The University of Minnesota School Of Dentistry senior administrative staff unanimously agreed to shoulder a 2.3 percent reduction in salary for the 2010-11 academic year. The proposal is two times larger than the cut approved by the faculty senate.
Dean Patrick Lloyd said the estimated $86,000 saved will go toward retaining faculty and staff positions.
“It’s an effort to demonstrate the importance of making additional sacrifices to safeguard the jobs of others,” he said.
University President Bob Bruininks’ budget plan includes a 2.3 percent reduction that applies to administrators systemwide but excludes those within schools.
Deans are included in the 2.3 percent reduction. Lloyd, who currently makes $233,380 annually, has committed to a 3.8 percent salary reduction next year.
The move was discussed at a meeting two weeks ago held at the request of Dental School administrators.
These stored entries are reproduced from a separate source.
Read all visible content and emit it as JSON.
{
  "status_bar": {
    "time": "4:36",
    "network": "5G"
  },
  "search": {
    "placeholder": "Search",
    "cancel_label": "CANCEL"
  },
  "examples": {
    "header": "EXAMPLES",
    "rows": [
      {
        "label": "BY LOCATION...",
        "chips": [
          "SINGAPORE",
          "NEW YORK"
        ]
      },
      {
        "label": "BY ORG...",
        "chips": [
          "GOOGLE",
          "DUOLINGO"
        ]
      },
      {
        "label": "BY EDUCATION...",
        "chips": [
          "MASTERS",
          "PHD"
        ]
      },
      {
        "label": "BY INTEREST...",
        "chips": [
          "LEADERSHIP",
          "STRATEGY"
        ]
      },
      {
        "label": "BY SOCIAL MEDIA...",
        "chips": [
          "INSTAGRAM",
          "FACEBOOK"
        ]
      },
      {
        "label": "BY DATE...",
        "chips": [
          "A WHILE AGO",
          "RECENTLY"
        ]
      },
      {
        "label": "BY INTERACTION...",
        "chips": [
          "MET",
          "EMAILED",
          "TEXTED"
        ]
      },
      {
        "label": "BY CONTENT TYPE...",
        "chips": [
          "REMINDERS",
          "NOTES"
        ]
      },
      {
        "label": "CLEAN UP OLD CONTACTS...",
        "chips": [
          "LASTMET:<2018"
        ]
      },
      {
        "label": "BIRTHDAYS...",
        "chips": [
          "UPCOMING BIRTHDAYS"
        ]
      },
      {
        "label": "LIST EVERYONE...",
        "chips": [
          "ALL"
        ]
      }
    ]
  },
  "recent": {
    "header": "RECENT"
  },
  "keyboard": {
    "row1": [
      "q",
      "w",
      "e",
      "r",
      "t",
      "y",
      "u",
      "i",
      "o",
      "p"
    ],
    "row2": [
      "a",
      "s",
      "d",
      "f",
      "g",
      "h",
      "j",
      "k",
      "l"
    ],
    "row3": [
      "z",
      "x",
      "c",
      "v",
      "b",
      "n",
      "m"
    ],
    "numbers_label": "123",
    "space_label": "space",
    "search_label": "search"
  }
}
Attendees were told to e-mail Lloyd with their decision, and all nine sent “yes” votes within two days.
“What’s happened here is the fact that our staff and faculty have a closeness,” he said. “They work together really intimately.”
Over the past year, interim chairman and professor Don Simone, who agreed to the deeper cut, said he’s seen several people lose their jobs in the Dental School.
“The University runs best with everyone here — from professors to students to staff to faculty,” he said. “As people get let go, it really takes away from the ability of all of us to perform our best.”
As a school that provides dental care in the community, the Dental School is directly impacted by the state’s health care cuts in that it receives less funding for those who can’t afford care, Lloyd said.
The school is especially impacted by reductions to Medical Education and Research Costs, a state-funded program the school relies upon to send its students to clinics in Willmar and Hibbing.
Judith Buchanan, associate dean for academic affairs, said it makes sense for those with higher salaries to set the right example and take higher cuts.
“We’re the ones that have towards the highest income,” she said, “so it makes a bigger impact.”
On Friday afternoon, Lloyd announced the decision to faculty members in an e-mail.
Professor Jill Stoltenberg, the Dental School representative to the faculty council, said she’s not surprised by the decision, as the school has dicussed the idea of greater contributions from those who can afford to give more.
“It’s an important gesture on the part of the senior administrative faculty,” she said. “In this difficult economic time, it means a lot for those who can give more to do so.”
Stoltenberg said she expects that some faculty members will take additional salary reductions in the coming weeks as well.
The idea behind the additional cuts, which Buchanan said she hopes catches on among other schools within the University, is to keep staff intact and retain educational quality for students.
“We’re looking at every aspect of the school, at how we could do it more efficiently and save money,” she said. “The more that we can find that doesn’t affect the quality of our students and educational programs, the better.”